Las clases de lenguaje tenían dos objetivos: vacunarnos contra las tentaciones de hablar con acento argentino, algo muy común en las fronteras, y escribir con propiedad y sin errores ortográficos. La profesora fracasó en lo primero, mis coterráneos cuando toman algunos vinos de más se vuelven porteños cerrados. En el segundo caso, el resultado fue precario, pero este no era un problema de mi escuela, en realidad este es un desafío estructural en Bolivia hasta la fecha. La lectura, comprensión y redacción es una gran debilidad de nuestros estudiantes de primaria.

Mi maestro de matemáticas era muy inteligente, nos enseñaba aritmética de manera contextualizada. Villazón es un centro comercial, así que aprendimos a sumar intuitivamente, analizando reajustes del tipo de cambio y usando ejemplos domésticos. Por ejemplo, con cierta frecuencia se producían cambios bruscos en la geografía alimenticia de nuestras mesas. En ciertas épocas, no faltaban el dulce de leche Sancor, un buen bife de chorizo de carne argentina y el vino Toro. Pero de la noche a la mañana desaparecían estos productos y surgían el dulce de membrillo de doña Hortencia, una carne altiplánica dura, que dio origen al famoso bife a la James Bond (frío, duro y con nervios de acero), y el vino chapaco, que no estaba nada mal. El tipo de cambio se había devaluado en Bolivia. Un aprendizaje de la aritmética a partir de la realidad creo que es un gran avance que nuestro sistema educativo debía adoptar con convicción.

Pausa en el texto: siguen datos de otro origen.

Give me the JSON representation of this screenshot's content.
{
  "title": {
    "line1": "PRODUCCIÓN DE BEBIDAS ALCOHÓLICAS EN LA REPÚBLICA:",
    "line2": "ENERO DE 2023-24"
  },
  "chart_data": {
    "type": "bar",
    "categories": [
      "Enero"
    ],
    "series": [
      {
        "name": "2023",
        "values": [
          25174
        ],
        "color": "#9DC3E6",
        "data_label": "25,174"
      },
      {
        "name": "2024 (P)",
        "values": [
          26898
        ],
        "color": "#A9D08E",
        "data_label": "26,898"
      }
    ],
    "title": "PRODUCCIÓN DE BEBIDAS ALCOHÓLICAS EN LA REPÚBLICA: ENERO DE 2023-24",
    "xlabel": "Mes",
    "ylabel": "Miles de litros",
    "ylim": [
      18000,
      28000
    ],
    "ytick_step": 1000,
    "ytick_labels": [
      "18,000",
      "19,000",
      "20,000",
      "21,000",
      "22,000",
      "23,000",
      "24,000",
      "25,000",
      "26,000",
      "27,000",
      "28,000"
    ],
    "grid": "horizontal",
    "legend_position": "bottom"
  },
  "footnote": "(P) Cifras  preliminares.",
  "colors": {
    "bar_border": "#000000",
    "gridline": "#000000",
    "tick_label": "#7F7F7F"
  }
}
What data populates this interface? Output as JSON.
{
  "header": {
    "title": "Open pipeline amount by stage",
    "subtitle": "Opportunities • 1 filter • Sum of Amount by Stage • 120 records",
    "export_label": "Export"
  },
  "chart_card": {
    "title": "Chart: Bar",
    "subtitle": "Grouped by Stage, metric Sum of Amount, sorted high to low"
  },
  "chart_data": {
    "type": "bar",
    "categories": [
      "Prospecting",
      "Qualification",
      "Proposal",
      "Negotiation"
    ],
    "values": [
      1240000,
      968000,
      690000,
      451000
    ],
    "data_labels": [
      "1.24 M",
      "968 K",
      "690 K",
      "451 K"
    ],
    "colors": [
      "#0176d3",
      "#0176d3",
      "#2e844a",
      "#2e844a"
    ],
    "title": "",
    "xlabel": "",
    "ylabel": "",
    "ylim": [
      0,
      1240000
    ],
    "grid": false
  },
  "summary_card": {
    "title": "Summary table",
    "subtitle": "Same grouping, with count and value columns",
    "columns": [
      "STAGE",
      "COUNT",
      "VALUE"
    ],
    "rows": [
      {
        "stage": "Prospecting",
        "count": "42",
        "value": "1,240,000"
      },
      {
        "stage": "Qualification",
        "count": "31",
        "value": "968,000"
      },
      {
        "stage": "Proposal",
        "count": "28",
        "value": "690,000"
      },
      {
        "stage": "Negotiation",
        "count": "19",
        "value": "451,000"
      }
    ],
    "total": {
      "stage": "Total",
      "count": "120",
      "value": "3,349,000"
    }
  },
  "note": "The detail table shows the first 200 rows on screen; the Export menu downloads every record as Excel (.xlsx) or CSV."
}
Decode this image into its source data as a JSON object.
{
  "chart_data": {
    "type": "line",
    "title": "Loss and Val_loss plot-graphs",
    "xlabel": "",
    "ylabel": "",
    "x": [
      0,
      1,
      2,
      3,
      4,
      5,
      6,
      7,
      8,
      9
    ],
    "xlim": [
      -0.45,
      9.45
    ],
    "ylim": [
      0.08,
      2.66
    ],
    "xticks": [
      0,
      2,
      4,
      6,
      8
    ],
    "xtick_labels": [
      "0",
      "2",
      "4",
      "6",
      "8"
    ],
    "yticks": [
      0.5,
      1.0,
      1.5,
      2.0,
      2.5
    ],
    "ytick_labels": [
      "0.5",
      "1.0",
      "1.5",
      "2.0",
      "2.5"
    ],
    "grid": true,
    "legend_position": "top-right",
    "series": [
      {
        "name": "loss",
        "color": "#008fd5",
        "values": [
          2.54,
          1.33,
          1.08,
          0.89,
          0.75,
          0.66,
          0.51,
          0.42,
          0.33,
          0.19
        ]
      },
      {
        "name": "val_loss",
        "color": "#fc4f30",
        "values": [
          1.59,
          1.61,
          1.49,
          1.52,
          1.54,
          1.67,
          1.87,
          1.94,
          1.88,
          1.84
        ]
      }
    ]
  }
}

El maestro de historia era un apasionado por el teatro. Sus clases eran las mejores. Todo el año organizábamos obras que contaban eventos históricos. Simón Bolívar en sus últimos días, Túpac Katari a la hora de su descuartizamiento, Eduardo Abaroa defendiendo el puente del Topáter. Las horas cívicas eran acontecimientos memorables donde se volcaba todo el pueblo. En la primera fila estaban el alcalde, el jefe de Aduana y el representante de Yacimientos Petrolíferos Fiscales Bolivianos. Frente a esas masivas concurrencias se montaban soberbias obras históricas. En las escuelas fronterizas se siente la patria de manera diferente. Todos los lunes cantábamos el himno nacional a todo pulmón. Se decía que se escuchaban nuestras voces hasta la Quebrada de Humahuaca. La conexión entre artes, cultura e historia me parece fascinante. Sospecho que este es un desafío de nuestro sistema de educación contemporáneo, juntar estas disciplinas y despertar el espíritu cívico.

Recuerdo con mucho cariño mis seis años en la escuela fronteriza Cornelio Saavedra, saludo a los directores, profesores, administrativos y alumnos y exalumnos por estos 100 años de lucha y logros. En la primera infancia se forman las bases de la vida. Agradezco a mi escuela por mi formación.